Confiado en que yo había vivido parte de la historia y escuchado otro tanto, una semana después, quise que de viva voz el mismo Indalesio me dijera qué iba a hacer o qué pensaba de aquella avalancha de rumores.

—Conmigo usted no tiene nada que perder —le dije cuando me vió en una de las esquinas de la cuadra de su casa—. ¿Podemos platicar?

—En esta ocasión no busco perder ni ganar, muchacho —me contestó al sentarse a la mesa de la cantina más próxima—. Te voy a platicar porque quiero que las cosas se digan como son, y es más fácil que le crean a un extraño que a un amigo mío. Y como ya es difícil que la gente piense diferente, puedes o no decir lo que te voy a confiar.

—Antier cargué mi 45 y me fui a casa de Charles, quería enderezar o acabar con tanto rumor, iba a ofrecerle mi mano como amigo, a darle un plomazo o a caer agujereado por su plata. La pinche Cleopatra me dijo que su hermano había estado feliz, como nunca; festejando el rumor que se había regado en el pueblo, y que con esa alegría se había ido al norte, sin saber lo que ella platicó conmigo previo a aquella noche del enfrentamiento, y para acabarla, agregó la cabrona: Lo vi tan contento, que no pude decírselo.
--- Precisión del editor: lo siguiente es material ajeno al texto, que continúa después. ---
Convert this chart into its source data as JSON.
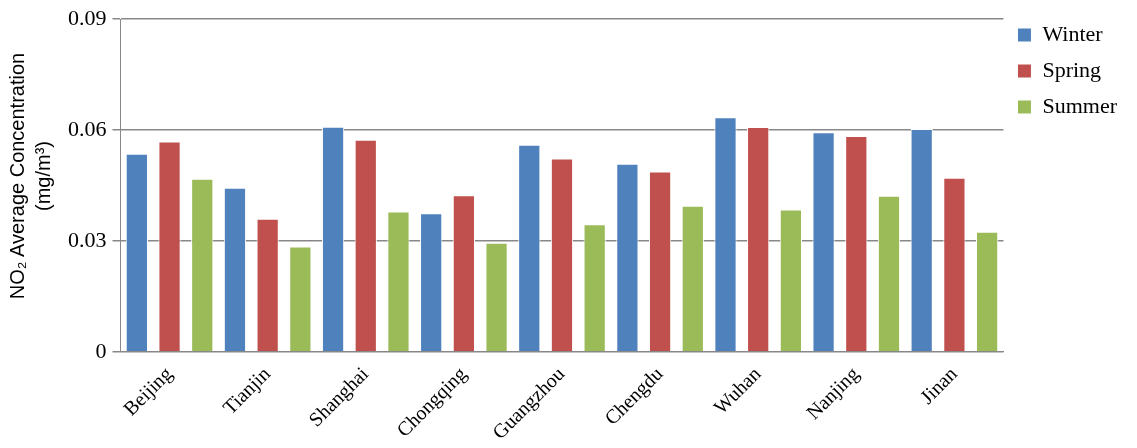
{
  "chart_data": {
    "type": "bar",
    "ylabel": "NO₂ Average Concentration (mg/m³)",
    "categories": [
      "Beijing",
      "Tianjin",
      "Shanghai",
      "Chongqing",
      "Guangzhou",
      "Chengdu",
      "Wuhan",
      "Nanjing",
      "Jinan"
    ],
    "series": [
      {
        "name": "Winter",
        "color": "#4f81bd",
        "values": [
          0.0536,
          0.0444,
          0.0609,
          0.0375,
          0.056,
          0.0509,
          0.0635,
          0.0594,
          0.0603
        ]
      },
      {
        "name": "Spring",
        "color": "#c0504d",
        "values": [
          0.0569,
          0.036,
          0.0574,
          0.0424,
          0.0523,
          0.0488,
          0.0608,
          0.0584,
          0.0471
        ]
      },
      {
        "name": "Summer",
        "color": "#9bbb59",
        "values": [
          0.0468,
          0.0285,
          0.038,
          0.0295,
          0.0345,
          0.0395,
          0.0385,
          0.0422,
          0.0325
        ]
      }
    ],
    "ylim": [
      0,
      0.09
    ],
    "yticks": [
      {
        "value": 0,
        "label": "0"
      },
      0.03,
      0.06,
      0.09
    ],
    "grid": "y",
    "legend": "right"
  }
}
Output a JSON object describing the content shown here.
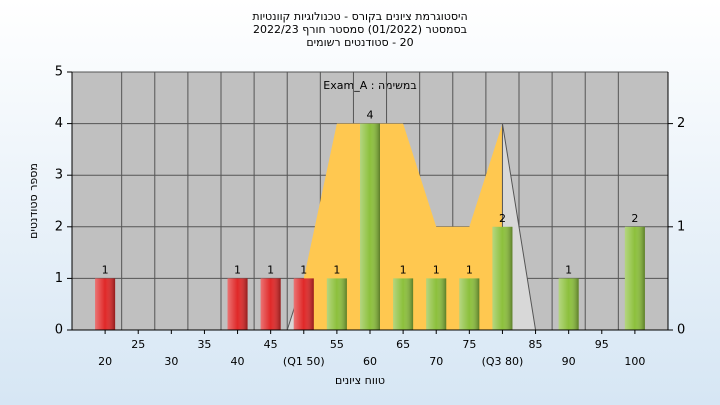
{
  "chart_data": {
    "type": "bar",
    "title": [
      "היסטוגרמת ציונים בקורס - טכנולוגיות קוונטיות",
      "בסמסטר (01/2022) סמסטר חורף 2022/23",
      "20 - סטודנטים רשומים"
    ],
    "annotation": "במשימה : Exam_A",
    "x_label": "טווח ציונים",
    "y_label": "מספר סטודנטים",
    "x": [
      20,
      40,
      45,
      50,
      55,
      60,
      65,
      70,
      75,
      80,
      90,
      100
    ],
    "values": [
      1,
      1,
      1,
      1,
      1,
      4,
      1,
      1,
      1,
      2,
      1,
      2
    ],
    "colors": [
      "#e02828",
      "#e02828",
      "#e02828",
      "#e02828",
      "#8cc03c",
      "#8cc03c",
      "#8cc03c",
      "#8cc03c",
      "#8cc03c",
      "#8cc03c",
      "#8cc03c",
      "#8cc03c"
    ],
    "areas": [
      {
        "color": "#ffc850",
        "axis": "y2",
        "x": [
          50,
          55,
          60,
          65,
          70,
          75,
          80
        ],
        "values": [
          0.5,
          2,
          2,
          2,
          1,
          1,
          2
        ]
      },
      {
        "color": "#d8d8d8",
        "axis": "y2",
        "x": [
          47.5,
          50,
          80,
          80,
          85
        ],
        "values": [
          0,
          0.5,
          null,
          2,
          0
        ]
      }
    ],
    "xlim": [
      15,
      105
    ],
    "xticks": [
      20,
      25,
      30,
      35,
      40,
      45,
      {
        "value": 50,
        "label": "(Q1 50)"
      },
      55,
      60,
      65,
      70,
      75,
      {
        "value": 80,
        "label": "(Q3 80)"
      },
      85,
      90,
      95,
      100
    ],
    "ylim": [
      0,
      5
    ],
    "yticks": [
      0,
      1,
      2,
      3,
      4,
      5
    ],
    "y2lim": [
      0,
      2.5
    ],
    "y2ticks": [
      0,
      1,
      2
    ],
    "grid": true
  }
}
—Pero, eso es o pudo haber sido decisivo —intervine, impaciente.

—Sí, claro —contestó—, en ese momento pensé que todo podía cambiar para mí si esa vieja, que me cae bien, negara haberme pedido que tomara en cuenta las desgracias de su hermano. Entonces quise adelantarme y se me salió decirle: ¿De qué hablas? Nunca he escuchado de ti nada acerca de tu hermano. Creo que no esperaba eso porque le brillaron los ojos a la farsante, se sonrió, me miró y me dijo: sabía que no eras capaz de inventar una canallada. Y me guiñó el ojo izquierdo.

Nos tomamos dos cervezas más; luego llegaron sus amigos y yo me despedí.

Han pasado muchos años sin que se sepa algo de Charles. A Indalesio lo veo de vez en cuando. Hasta hoy, no había dicho nada de lo que me platicó Indalesio.